Nobody likes being left out. Nobody likes being excluded. Nobody likes being told they are not wanted. A deep and basic human need is inclusion, especially when you love something.
I love Laguna Beach, having lived here for 37 years. I’ve coached Little League and youth basketball at the Boys and Girls Club, worked at the Sawdust Festival for 33 years and compiled a book on the early years of the Sawdust.
I also wrote for this paper for 11 years, six of those years as sports editor, covering hundreds of our high school athletes.
But my greatest joy is pastoring at the Little Church by the Sea, two blocks down from the high school.
Two hundred and fifty Laguna residents make their spiritual home in our church and we are thrilled to serve both them and Laguna through our ministry. My love for the city and the church is one.
So when the Patriots Day Committee arbitrarily chooses to exclude the churches of Laguna Beach (and any other expression of faith) it stings. I have felt this sting for more than eight years, contending year after year for inclusion. But the committee so far has just stiffened its neck and refused to bend. It has pointedly said churches are not welcome nor wanted.
I’ve not been able to find any other city in America that prohibits churches from its community parade, just Laguna Beach. Why? What’s the reason?
Nobody knows (or admits) who it was that originally suggested a by-law excluding churches. The committee does assert that to admit churches would be to allow proselytizing, even if it’s only a truck with a sign on it. But that is plainly not true.
The dictionary says proselytizing means “to actively recruit or to induce someone to convert to a particular point of view.”

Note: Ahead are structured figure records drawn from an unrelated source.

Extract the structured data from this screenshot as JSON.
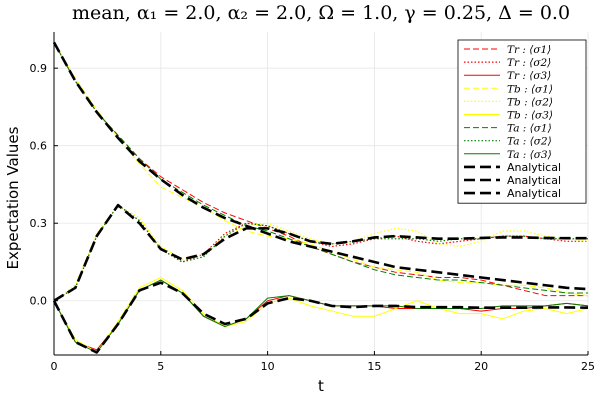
{
  "chart_data": {
    "type": "line",
    "title": "mean, α₁ = 2.0, α₂ = 2.0, Ω = 1.0, γ = 0.25, Δ = 0.0",
    "xlabel": "t",
    "ylabel": "Expectation Values",
    "xlim": [
      0,
      25
    ],
    "ylim": [
      -0.21,
      1.04
    ],
    "xticks": [
      0,
      5,
      10,
      15,
      20,
      25
    ],
    "yticks": [
      0.0,
      0.3,
      0.6,
      0.9
    ],
    "xtick_labels": [
      "0",
      "5",
      "10",
      "15",
      "20",
      "25"
    ],
    "ytick_labels": [
      "0.0",
      "0.3",
      "0.6",
      "0.9"
    ],
    "grid": true,
    "legend_position": "top-right",
    "series": [
      {
        "name": "Tr : ⟨σ1⟩",
        "color": "#ff0000",
        "dash": "dash",
        "x": [
          0,
          1,
          2,
          3,
          4,
          5,
          6,
          7,
          8,
          9,
          10,
          11,
          12,
          13,
          14,
          15,
          16,
          17,
          18,
          19,
          20,
          21,
          22,
          23,
          24,
          25
        ],
        "y": [
          1.0,
          0.85,
          0.73,
          0.64,
          0.55,
          0.48,
          0.43,
          0.38,
          0.34,
          0.31,
          0.28,
          0.25,
          0.21,
          0.18,
          0.15,
          0.13,
          0.11,
          0.1,
          0.09,
          0.09,
          0.08,
          0.06,
          0.04,
          0.02,
          0.02,
          0.02
        ]
      },
      {
        "name": "Tr : ⟨σ2⟩",
        "color": "#ff0000",
        "dash": "dot",
        "x": [
          0,
          1,
          2,
          3,
          4,
          5,
          6,
          7,
          8,
          9,
          10,
          11,
          12,
          13,
          14,
          15,
          16,
          17,
          18,
          19,
          20,
          21,
          22,
          23,
          24,
          25
        ],
        "y": [
          0.0,
          0.05,
          0.25,
          0.37,
          0.31,
          0.2,
          0.15,
          0.18,
          0.26,
          0.3,
          0.29,
          0.26,
          0.23,
          0.21,
          0.22,
          0.24,
          0.25,
          0.23,
          0.22,
          0.23,
          0.24,
          0.25,
          0.25,
          0.24,
          0.23,
          0.23
        ]
      },
      {
        "name": "Tr : ⟨σ3⟩",
        "color": "#ff0000",
        "dash": "solid",
        "x": [
          0,
          1,
          2,
          3,
          4,
          5,
          6,
          7,
          8,
          9,
          10,
          11,
          12,
          13,
          14,
          15,
          16,
          17,
          18,
          19,
          20,
          21,
          22,
          23,
          24,
          25
        ],
        "y": [
          0.0,
          -0.16,
          -0.19,
          -0.09,
          0.04,
          0.08,
          0.03,
          -0.06,
          -0.1,
          -0.07,
          0.0,
          0.02,
          0.0,
          -0.02,
          -0.02,
          -0.02,
          -0.03,
          -0.03,
          -0.03,
          -0.03,
          -0.04,
          -0.03,
          -0.03,
          -0.02,
          -0.01,
          -0.02
        ]
      },
      {
        "name": "Tb : ⟨σ1⟩",
        "color": "#ffff00",
        "dash": "dash",
        "x": [
          0,
          1,
          2,
          3,
          4,
          5,
          6,
          7,
          8,
          9,
          10,
          11,
          12,
          13,
          14,
          15,
          16,
          17,
          18,
          19,
          20,
          21,
          22,
          23,
          24,
          25
        ],
        "y": [
          1.0,
          0.86,
          0.74,
          0.63,
          0.53,
          0.44,
          0.4,
          0.36,
          0.31,
          0.27,
          0.25,
          0.24,
          0.22,
          0.19,
          0.16,
          0.13,
          0.12,
          0.11,
          0.08,
          0.07,
          0.07,
          0.06,
          0.06,
          0.05,
          0.03,
          0.02
        ]
      },
      {
        "name": "Tb : ⟨σ2⟩",
        "color": "#ffff00",
        "dash": "dot",
        "x": [
          0,
          1,
          2,
          3,
          4,
          5,
          6,
          7,
          8,
          9,
          10,
          11,
          12,
          13,
          14,
          15,
          16,
          17,
          18,
          19,
          20,
          21,
          22,
          23,
          24,
          25
        ],
        "y": [
          0.0,
          0.06,
          0.26,
          0.37,
          0.32,
          0.21,
          0.16,
          0.18,
          0.25,
          0.29,
          0.3,
          0.27,
          0.24,
          0.22,
          0.23,
          0.26,
          0.28,
          0.27,
          0.22,
          0.21,
          0.23,
          0.27,
          0.27,
          0.25,
          0.24,
          0.23
        ]
      },
      {
        "name": "Tb : ⟨σ3⟩",
        "color": "#ffff00",
        "dash": "solid",
        "x": [
          0,
          1,
          2,
          3,
          4,
          5,
          6,
          7,
          8,
          9,
          10,
          11,
          12,
          13,
          14,
          15,
          16,
          17,
          18,
          19,
          20,
          21,
          22,
          23,
          24,
          25
        ],
        "y": [
          0.0,
          -0.15,
          -0.2,
          -0.08,
          0.05,
          0.09,
          0.04,
          -0.05,
          -0.1,
          -0.08,
          -0.01,
          0.01,
          -0.02,
          -0.04,
          -0.06,
          -0.06,
          -0.03,
          0.0,
          -0.03,
          -0.05,
          -0.05,
          -0.07,
          -0.04,
          -0.03,
          -0.05,
          -0.03
        ]
      },
      {
        "name": "Ta : ⟨σ1⟩",
        "color": "#008000",
        "dash": "dash",
        "x": [
          0,
          1,
          2,
          3,
          4,
          5,
          6,
          7,
          8,
          9,
          10,
          11,
          12,
          13,
          14,
          15,
          16,
          17,
          18,
          19,
          20,
          21,
          22,
          23,
          24,
          25
        ],
        "y": [
          1.0,
          0.85,
          0.73,
          0.64,
          0.55,
          0.47,
          0.42,
          0.37,
          0.33,
          0.29,
          0.27,
          0.24,
          0.21,
          0.18,
          0.15,
          0.12,
          0.1,
          0.09,
          0.08,
          0.08,
          0.07,
          0.06,
          0.05,
          0.04,
          0.03,
          0.03
        ]
      },
      {
        "name": "Ta : ⟨σ2⟩",
        "color": "#008000",
        "dash": "dot",
        "x": [
          0,
          1,
          2,
          3,
          4,
          5,
          6,
          7,
          8,
          9,
          10,
          11,
          12,
          13,
          14,
          15,
          16,
          17,
          18,
          19,
          20,
          21,
          22,
          23,
          24,
          25
        ],
        "y": [
          0.0,
          0.05,
          0.25,
          0.37,
          0.31,
          0.2,
          0.15,
          0.17,
          0.25,
          0.3,
          0.29,
          0.26,
          0.23,
          0.22,
          0.23,
          0.24,
          0.24,
          0.24,
          0.23,
          0.24,
          0.24,
          0.25,
          0.25,
          0.24,
          0.24,
          0.24
        ]
      },
      {
        "name": "Ta : ⟨σ3⟩",
        "color": "#008000",
        "dash": "solid",
        "x": [
          0,
          1,
          2,
          3,
          4,
          5,
          6,
          7,
          8,
          9,
          10,
          11,
          12,
          13,
          14,
          15,
          16,
          17,
          18,
          19,
          20,
          21,
          22,
          23,
          24,
          25
        ],
        "y": [
          0.0,
          -0.16,
          -0.2,
          -0.09,
          0.04,
          0.08,
          0.03,
          -0.06,
          -0.1,
          -0.07,
          0.01,
          0.02,
          0.0,
          -0.02,
          -0.02,
          -0.02,
          -0.02,
          -0.03,
          -0.03,
          -0.03,
          -0.03,
          -0.02,
          -0.02,
          -0.02,
          -0.01,
          -0.02
        ]
      },
      {
        "name": "Analytical",
        "color": "#000000",
        "dash": "longdash",
        "x": [
          0,
          1,
          2,
          3,
          4,
          5,
          6,
          7,
          8,
          9,
          10,
          11,
          12,
          13,
          14,
          15,
          16,
          17,
          18,
          19,
          20,
          21,
          22,
          23,
          24,
          25
        ],
        "y": [
          1.0,
          0.85,
          0.73,
          0.63,
          0.54,
          0.47,
          0.41,
          0.36,
          0.32,
          0.29,
          0.26,
          0.23,
          0.21,
          0.19,
          0.17,
          0.15,
          0.13,
          0.12,
          0.11,
          0.1,
          0.09,
          0.08,
          0.07,
          0.06,
          0.05,
          0.045
        ]
      },
      {
        "name": "Analytical",
        "color": "#000000",
        "dash": "longdash",
        "x": [
          0,
          1,
          2,
          3,
          4,
          5,
          6,
          7,
          8,
          9,
          10,
          11,
          12,
          13,
          14,
          15,
          16,
          17,
          18,
          19,
          20,
          21,
          22,
          23,
          24,
          25
        ],
        "y": [
          0.0,
          0.05,
          0.25,
          0.37,
          0.3,
          0.2,
          0.16,
          0.18,
          0.24,
          0.28,
          0.28,
          0.26,
          0.23,
          0.22,
          0.23,
          0.245,
          0.25,
          0.245,
          0.24,
          0.24,
          0.243,
          0.245,
          0.245,
          0.243,
          0.242,
          0.242
        ]
      },
      {
        "name": "Analytical",
        "color": "#000000",
        "dash": "longdash",
        "x": [
          0,
          1,
          2,
          3,
          4,
          5,
          6,
          7,
          8,
          9,
          10,
          11,
          12,
          13,
          14,
          15,
          16,
          17,
          18,
          19,
          20,
          21,
          22,
          23,
          24,
          25
        ],
        "y": [
          0.0,
          -0.16,
          -0.2,
          -0.09,
          0.04,
          0.07,
          0.03,
          -0.05,
          -0.09,
          -0.07,
          -0.01,
          0.01,
          0.0,
          -0.02,
          -0.025,
          -0.02,
          -0.02,
          -0.025,
          -0.025,
          -0.025,
          -0.027,
          -0.027,
          -0.027,
          -0.026,
          -0.026,
          -0.027
        ]
      }
    ]
  }
}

Driving a flatbed truck, inscribed with our name, with a few of our kids holding miniature American flags, is not proselytizing — not any more than signage announcing the Chocolate Lovers of America or the Rotary Club.
The by-law needs to be changed. The rule excluding churches and other faiths is thoroughly unjustified and wrong.
If it isn’t discrimination it sure feels like it. And why does the city council put up with this exclusion of a big part of our community?
I know this. The city wouldn’t put up with African-Americans being excluded from the parade, or women, or Japanese, or Hispanics, or gays, or Jews, or any other group that historically has felt bias. And it shouldn’t allow the exclusion of churches.
During the civil rights movement this slogan was used by the proponents of those wanting to exclude blacks from mainstream society: “Red birds and blue birds don’t fly together.”
In Laguna, churches don’t march with the rest of our community.
I personally find it hard to believe that Laguna allows this exclusion, a city that prides itself on its diversity and tolerance.
This exclusion needs to end. If not, I’d like to suggest that the name of our parade be accurately changed to the Laguna Beach Patriots Day Parade for Some of the Community.